= Nerusii =

Ligurian tribe

The Nerusii were a Ligurian tribe living in the Alpes Maritimae during the Iron Age.

== Name ==
They are mentioned as Nerusi by Pliny (1st c. AD).

Patrizia de Bernardo Stempel has proposed to interpret the name as Ner-usii ('the manly ones'), from the Proto-Indo-European root *ner- ('man').

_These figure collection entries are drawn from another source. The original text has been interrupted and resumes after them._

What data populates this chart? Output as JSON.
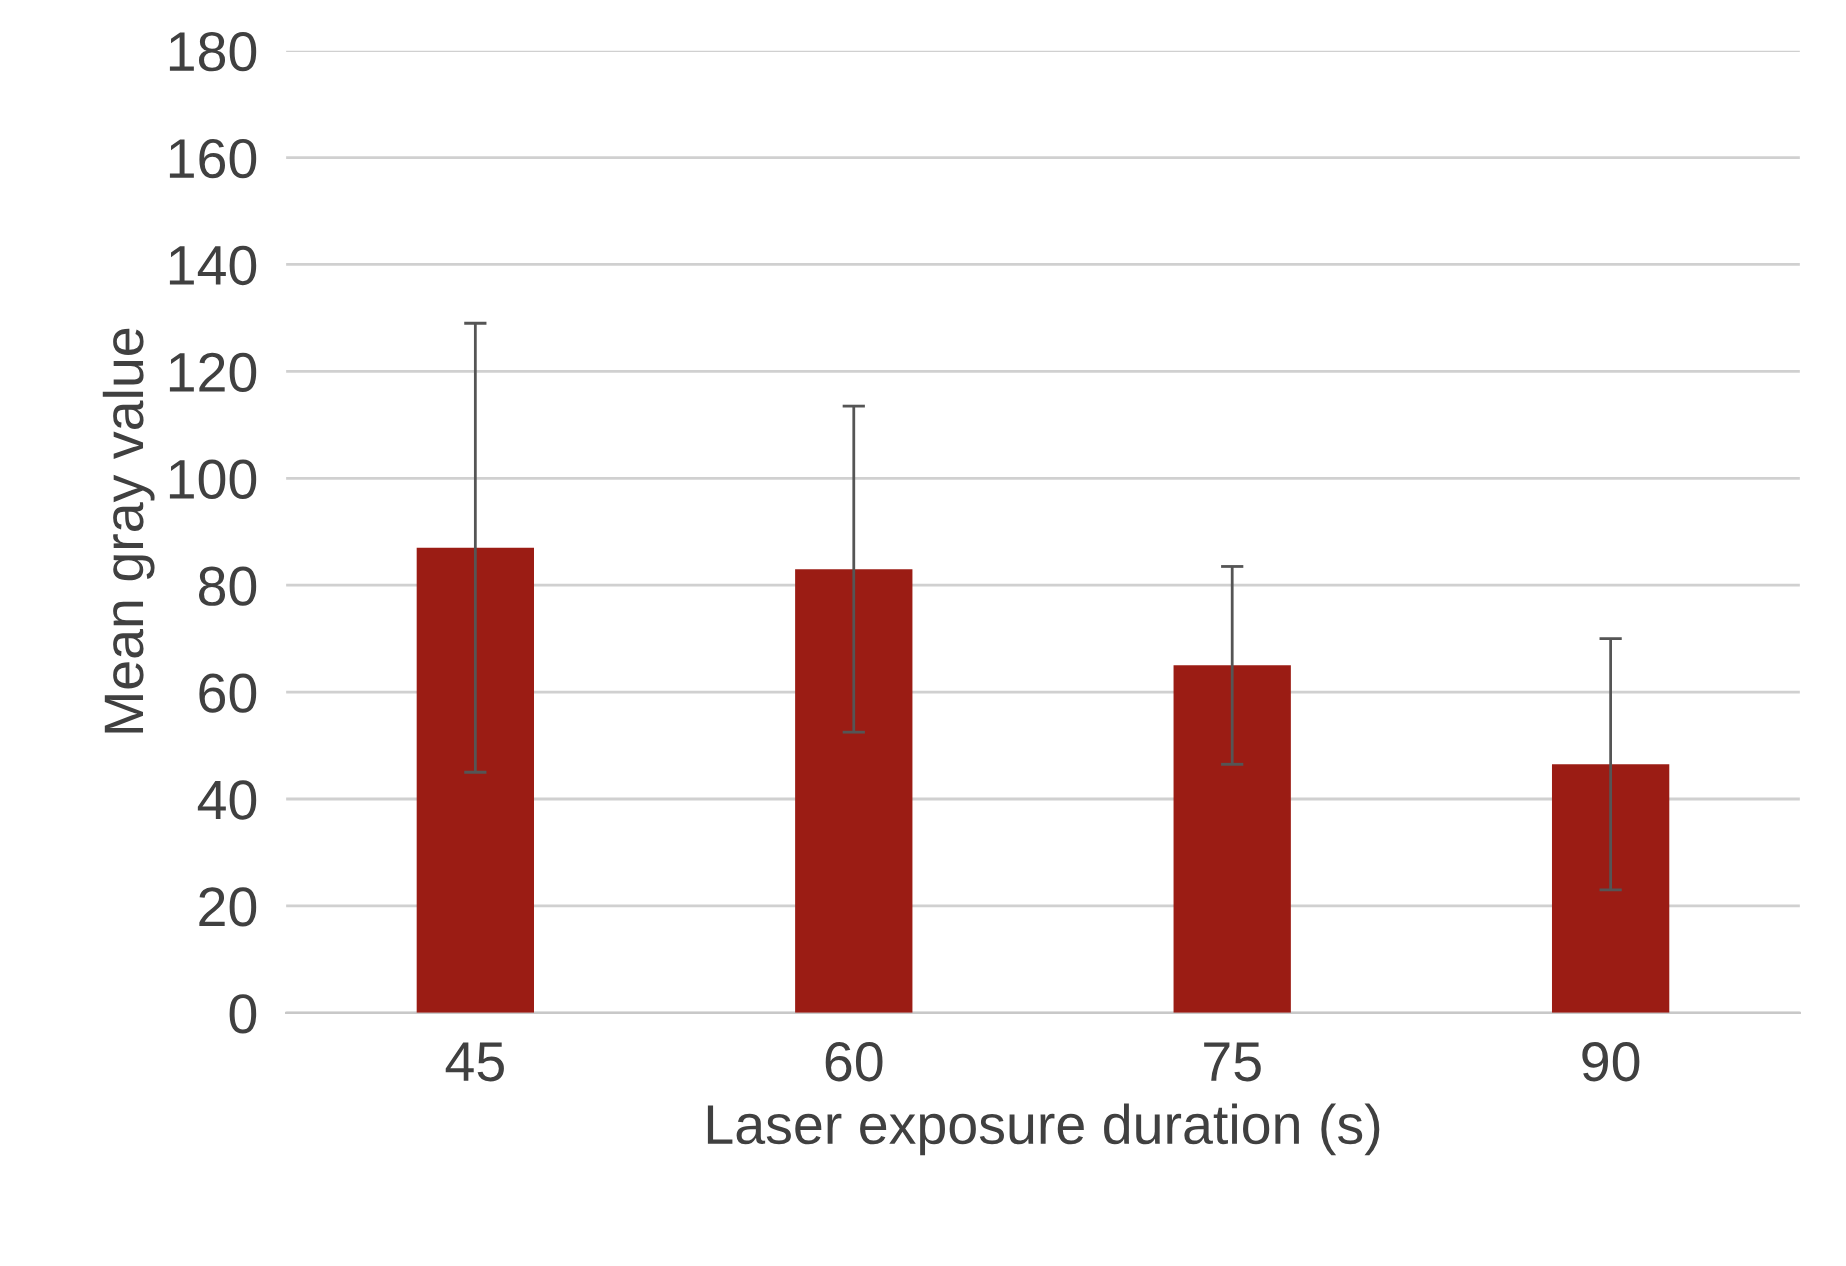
{
  "chart_data": {
    "type": "bar",
    "xlabel": "Laser exposure duration (s)",
    "ylabel": "Mean gray value",
    "categories": [
      "45",
      "60",
      "75",
      "90"
    ],
    "series": [
      {
        "color": "#9b1c14",
        "values": [
          87,
          83,
          65,
          46.5
        ],
        "errors": [
          42,
          30.5,
          18.5,
          23.5
        ]
      }
    ],
    "ylim": [
      0,
      180
    ],
    "yticks": [
      0,
      20,
      40,
      60,
      80,
      100,
      120,
      140,
      160,
      180
    ],
    "grid": "y",
    "legend": false
  }
}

The anthroponym Nerusius is attested at Magliano and at Rusellae (CIL XI 2619). The ethnonym has also been compared with the deity Nerius of Néris-les-Bains (Allier).

== Geography ==
The Nerusii appear near the end of the list of tribes on the Tropaeum Alpium, before the Velaunii and the Suetrii, without any precise geographical indication. Ptolemy, however, assigns their chief town as Vintium (Vence), which effectively defines the territory attributed to them as the area that later formed the civitas and then the diocese of Vence. The former boundaries of the diocese are well established: to the east it followed the Var from its mouth to its junction with the Estéron; to the west the Loup, up to its source on the Audibergue mountain; and to the north it ran along the crests of the Thorenc and the Cheiron mountains. These early medieval limits already corresponded to those of the civitas Vintiensium in the Roman period and, earlier, of the territory of the Nerusii.

== History ==
They are mentioned by Pliny the Elder as one of the Alpine tribes conquered by Rome in 16–15 BC, and whose name was engraved on the Tropaeum Alpium.